Contracts, insurance and criminal code are responsive measures, not preventative measures. Security is preventative, not responsive.

> the blame lies in GitHub not making this feature optional and more known.

Which feature are you meaning should be optional and more known?

In either case, the secret is already out whether the user wants to admit to it or not
But in one case, damage is mitigated because the sys admins didn't assume everyone is infallible and strictly adheres to protocol.
The correct way to deal with fallibility in this situation is to make it feasible to change secrets when they leak, not pretend they weren't leaked.
That doesn't prevent someone from not following protocol.
Is it mitigated? Once it's leaked you can't force everyone who may have captured it to delete it. So GitHub deleting it doesn't solve the problem.
The definition of mitigation is to make something less severe. Yes, GitHub making this policy as clear as possible and allowing controls to toggle it per-repository or per-account mitigates the problem.
I agree with the general statement about security absolutism (it's often very dumb and irrational), but in ths case in particular, most keys are swept from GitHub within seconds of being pushed, so the additional harm of not pruning those commits is very low. Data loss concerns are probably a much larger source of harm to weigh against it.
Well now I would say that I'm not interested in most keys, and I am interested in figuring out how to mitigate damage from the rest of them. You only need one key to get inside.
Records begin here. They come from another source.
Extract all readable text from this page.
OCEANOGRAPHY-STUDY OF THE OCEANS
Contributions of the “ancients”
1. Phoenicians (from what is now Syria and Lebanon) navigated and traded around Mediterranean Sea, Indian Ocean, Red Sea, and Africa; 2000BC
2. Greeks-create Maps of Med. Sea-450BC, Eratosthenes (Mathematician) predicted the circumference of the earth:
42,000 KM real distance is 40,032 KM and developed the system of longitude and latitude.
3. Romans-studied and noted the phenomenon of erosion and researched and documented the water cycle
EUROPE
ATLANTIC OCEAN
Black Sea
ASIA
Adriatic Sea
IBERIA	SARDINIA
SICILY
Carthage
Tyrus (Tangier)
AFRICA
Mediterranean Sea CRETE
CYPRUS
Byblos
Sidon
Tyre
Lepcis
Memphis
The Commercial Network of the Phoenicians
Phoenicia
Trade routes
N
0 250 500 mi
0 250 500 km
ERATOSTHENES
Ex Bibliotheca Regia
99% coverage is not good enough from a security standpoint, not when we can achieve 100%.

Simply, this functionality should be transparent and toggleable.

deleted
I think you're confused about what absolutism means. Just because I want 100% coverage when achievable does not mean I am being absolutist.
Yes and this is why Github handicapped their search so much.

But at the end of the day, any secret you post publicly is compromised.
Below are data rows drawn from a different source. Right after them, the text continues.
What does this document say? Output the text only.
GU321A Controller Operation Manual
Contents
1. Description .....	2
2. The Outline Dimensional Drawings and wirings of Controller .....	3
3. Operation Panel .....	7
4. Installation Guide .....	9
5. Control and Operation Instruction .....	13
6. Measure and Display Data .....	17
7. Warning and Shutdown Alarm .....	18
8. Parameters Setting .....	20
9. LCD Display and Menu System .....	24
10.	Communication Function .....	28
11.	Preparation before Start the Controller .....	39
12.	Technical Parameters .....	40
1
That's a very poor reason to not have good searching functionality considering the uses far outweighs the potential risk. I highly doubt it's the case.
I'm 90% sure it is.

GitHub had great search, then they took it down when they found people we're scraping credentials with it, then they had bad search. I'm connecting the dots.

Thankfully the guys over at Sourcegraph feel differently about how searchable projects should be.
You can permanently delete data from github, but doing requires a bit of work and a message to customer service: https://help.github.com/en/articles/removing-sensitive-data-...
If you ask nicely they'll run a one-off "gc expire" for you.

It also requires an attacker to know at least the partial SHA-1 anyway. It's infeasible to start brute-forcing that without being banned for dDoSing them, and if you know what the SHA-1 is you probably had access to the data already.

But yeah. It definitely creates security caveats peculiar to git, e.g. a hostile actor guessing that a force push in an IRC commit announcement clobbered secret data, and the accessing the old commit in the web UI.

This is precisely why secret rotation mechanisms are essential. If you are regularly rotating your secrets, your window of vulnerability for an accidentally leaked secret reduces to the rotation window. With good automation, and in the context of secrets which don't need to be remembered or input by a human, your secrets should be rotating nearly constantly. Additionally, automation greatly reduces the risk of human intervention, which reduces the risk of a human writing secrets to files by hand, which reduces the risk of those secrets being committed to version control in the first place.

Of course, automatic secret rotation is hard. Vault is a great help, but it can't be grafted onto everything. Good DevSecOps engineers are worth their weight in gold.